If you don’t find your name in the greeting in the mail, then it may be a phishing mail. Generic greetings like “Dear sir,” “Dear user,” “Dear subscriber,” etc., instead of “Dear Tom,” “Dear Sarah,” etc., clearly tells you that the sender knows not who you are. So, suspect such mails.
Check out the link provided. A link text of the URL of the genuine entity itself, like “Bank of America,” with underlying original hyperlink of the phishing website, may evade your eyes. So, always check which address it actually links to. Don’t open the hyperlink unless you are sure. Deceptive URLs can take many forms. Some URLs will be subdomains with the subdomain name that of the genuine organization. Like “Paypal Spoof” Be wary of these addresses.
Legally fighting phishing is very easy for you. A way to report phishing attack is through US-CERT, the United States Computer Emergency Readiness Team. Report phishing to US-CERT through their email address, firstname.lastname@example.org. Report phishing with the Antiphishing Organization email, email@example.com. Spams may be forwarded to firstname.lastname@example.org (Federal Trade Commission, FTC email address). Also, alert the Internet Crime Complaint Center of FBI (www.ic3.gov).
Most of the online entities have their own designated email addresses for you to report phishing.
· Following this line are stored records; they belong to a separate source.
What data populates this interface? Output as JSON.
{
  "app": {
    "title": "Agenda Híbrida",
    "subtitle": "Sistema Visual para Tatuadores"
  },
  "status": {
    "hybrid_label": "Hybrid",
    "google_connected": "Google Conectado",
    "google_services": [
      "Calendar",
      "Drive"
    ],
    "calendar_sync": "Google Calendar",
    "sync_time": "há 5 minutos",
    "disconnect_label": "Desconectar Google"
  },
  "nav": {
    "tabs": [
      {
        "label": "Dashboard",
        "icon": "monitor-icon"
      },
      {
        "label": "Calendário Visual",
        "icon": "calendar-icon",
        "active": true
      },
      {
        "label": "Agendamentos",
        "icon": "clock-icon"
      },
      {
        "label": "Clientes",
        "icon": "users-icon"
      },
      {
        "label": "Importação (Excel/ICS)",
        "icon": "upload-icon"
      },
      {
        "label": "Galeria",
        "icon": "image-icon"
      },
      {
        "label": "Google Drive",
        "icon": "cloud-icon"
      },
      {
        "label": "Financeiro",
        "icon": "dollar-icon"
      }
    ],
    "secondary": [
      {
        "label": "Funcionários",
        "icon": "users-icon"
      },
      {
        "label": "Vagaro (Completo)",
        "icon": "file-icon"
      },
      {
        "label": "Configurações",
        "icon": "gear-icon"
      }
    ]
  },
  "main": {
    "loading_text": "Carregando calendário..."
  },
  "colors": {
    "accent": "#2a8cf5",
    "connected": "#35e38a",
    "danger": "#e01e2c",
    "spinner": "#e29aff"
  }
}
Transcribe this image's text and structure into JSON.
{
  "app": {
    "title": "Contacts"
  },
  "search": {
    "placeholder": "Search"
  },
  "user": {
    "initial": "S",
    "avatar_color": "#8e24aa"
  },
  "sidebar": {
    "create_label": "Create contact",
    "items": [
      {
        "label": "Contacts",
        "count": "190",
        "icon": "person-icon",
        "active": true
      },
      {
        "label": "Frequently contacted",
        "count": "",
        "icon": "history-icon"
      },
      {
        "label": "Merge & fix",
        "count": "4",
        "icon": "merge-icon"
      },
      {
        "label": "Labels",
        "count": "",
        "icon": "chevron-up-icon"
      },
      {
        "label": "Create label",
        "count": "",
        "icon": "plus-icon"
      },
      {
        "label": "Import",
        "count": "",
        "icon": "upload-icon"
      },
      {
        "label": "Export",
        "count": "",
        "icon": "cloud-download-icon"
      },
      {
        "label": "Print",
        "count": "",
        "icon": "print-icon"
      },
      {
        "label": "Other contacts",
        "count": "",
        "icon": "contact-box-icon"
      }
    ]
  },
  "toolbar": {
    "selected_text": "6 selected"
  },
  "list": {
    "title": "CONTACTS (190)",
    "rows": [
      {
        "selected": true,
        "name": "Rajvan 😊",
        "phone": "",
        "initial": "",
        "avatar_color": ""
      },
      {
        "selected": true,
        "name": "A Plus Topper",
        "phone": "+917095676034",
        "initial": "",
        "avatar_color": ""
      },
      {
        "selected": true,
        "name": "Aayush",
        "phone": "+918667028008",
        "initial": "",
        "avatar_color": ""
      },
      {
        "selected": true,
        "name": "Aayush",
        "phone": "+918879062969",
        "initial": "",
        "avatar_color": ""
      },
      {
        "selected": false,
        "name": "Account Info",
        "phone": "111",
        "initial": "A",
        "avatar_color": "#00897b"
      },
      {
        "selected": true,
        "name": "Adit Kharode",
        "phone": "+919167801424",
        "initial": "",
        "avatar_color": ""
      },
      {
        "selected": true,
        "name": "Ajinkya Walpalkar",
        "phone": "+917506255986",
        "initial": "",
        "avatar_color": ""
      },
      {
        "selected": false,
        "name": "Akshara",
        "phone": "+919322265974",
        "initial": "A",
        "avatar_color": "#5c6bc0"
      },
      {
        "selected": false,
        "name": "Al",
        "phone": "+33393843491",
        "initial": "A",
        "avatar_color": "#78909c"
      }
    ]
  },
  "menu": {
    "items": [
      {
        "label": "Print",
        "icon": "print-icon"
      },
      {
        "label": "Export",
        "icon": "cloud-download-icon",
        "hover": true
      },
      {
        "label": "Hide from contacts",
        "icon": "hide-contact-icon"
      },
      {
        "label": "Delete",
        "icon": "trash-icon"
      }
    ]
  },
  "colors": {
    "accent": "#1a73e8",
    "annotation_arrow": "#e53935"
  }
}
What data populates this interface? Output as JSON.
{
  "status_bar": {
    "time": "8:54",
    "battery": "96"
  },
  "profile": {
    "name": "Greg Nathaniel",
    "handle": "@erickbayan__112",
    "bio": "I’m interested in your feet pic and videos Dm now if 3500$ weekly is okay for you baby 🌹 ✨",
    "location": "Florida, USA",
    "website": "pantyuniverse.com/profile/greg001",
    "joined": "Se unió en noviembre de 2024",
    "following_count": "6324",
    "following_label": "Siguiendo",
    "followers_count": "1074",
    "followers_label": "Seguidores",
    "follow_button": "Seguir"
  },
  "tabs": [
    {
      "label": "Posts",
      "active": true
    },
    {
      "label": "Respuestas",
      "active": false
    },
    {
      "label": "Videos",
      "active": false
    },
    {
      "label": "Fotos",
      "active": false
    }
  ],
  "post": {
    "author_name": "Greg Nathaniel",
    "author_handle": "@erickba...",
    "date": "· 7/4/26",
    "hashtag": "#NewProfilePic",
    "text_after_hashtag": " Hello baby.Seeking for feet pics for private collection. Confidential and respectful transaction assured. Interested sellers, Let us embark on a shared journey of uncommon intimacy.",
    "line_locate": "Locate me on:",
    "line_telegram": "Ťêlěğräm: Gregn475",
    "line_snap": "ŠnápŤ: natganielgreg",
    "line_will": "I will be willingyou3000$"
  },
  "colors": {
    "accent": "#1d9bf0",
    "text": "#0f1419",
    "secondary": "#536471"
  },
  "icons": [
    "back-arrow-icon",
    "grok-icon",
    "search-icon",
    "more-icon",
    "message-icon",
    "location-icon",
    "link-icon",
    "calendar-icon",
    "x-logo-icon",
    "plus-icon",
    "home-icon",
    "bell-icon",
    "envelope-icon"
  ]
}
For instance, PayPal has email@example.com, eBay has firstname.lastname@example.org.
To be on the safe side, always make sure you have a current antivirus and firewall application in place. Do not give your personal information through any links you receive in emails. Email is not a safe medium of communication at all; do not communicate with anybody you don’t know. Make sure you forward any spam or spoof you receive to the above-said entities. These simple steps will keep you secure in the cyberspace.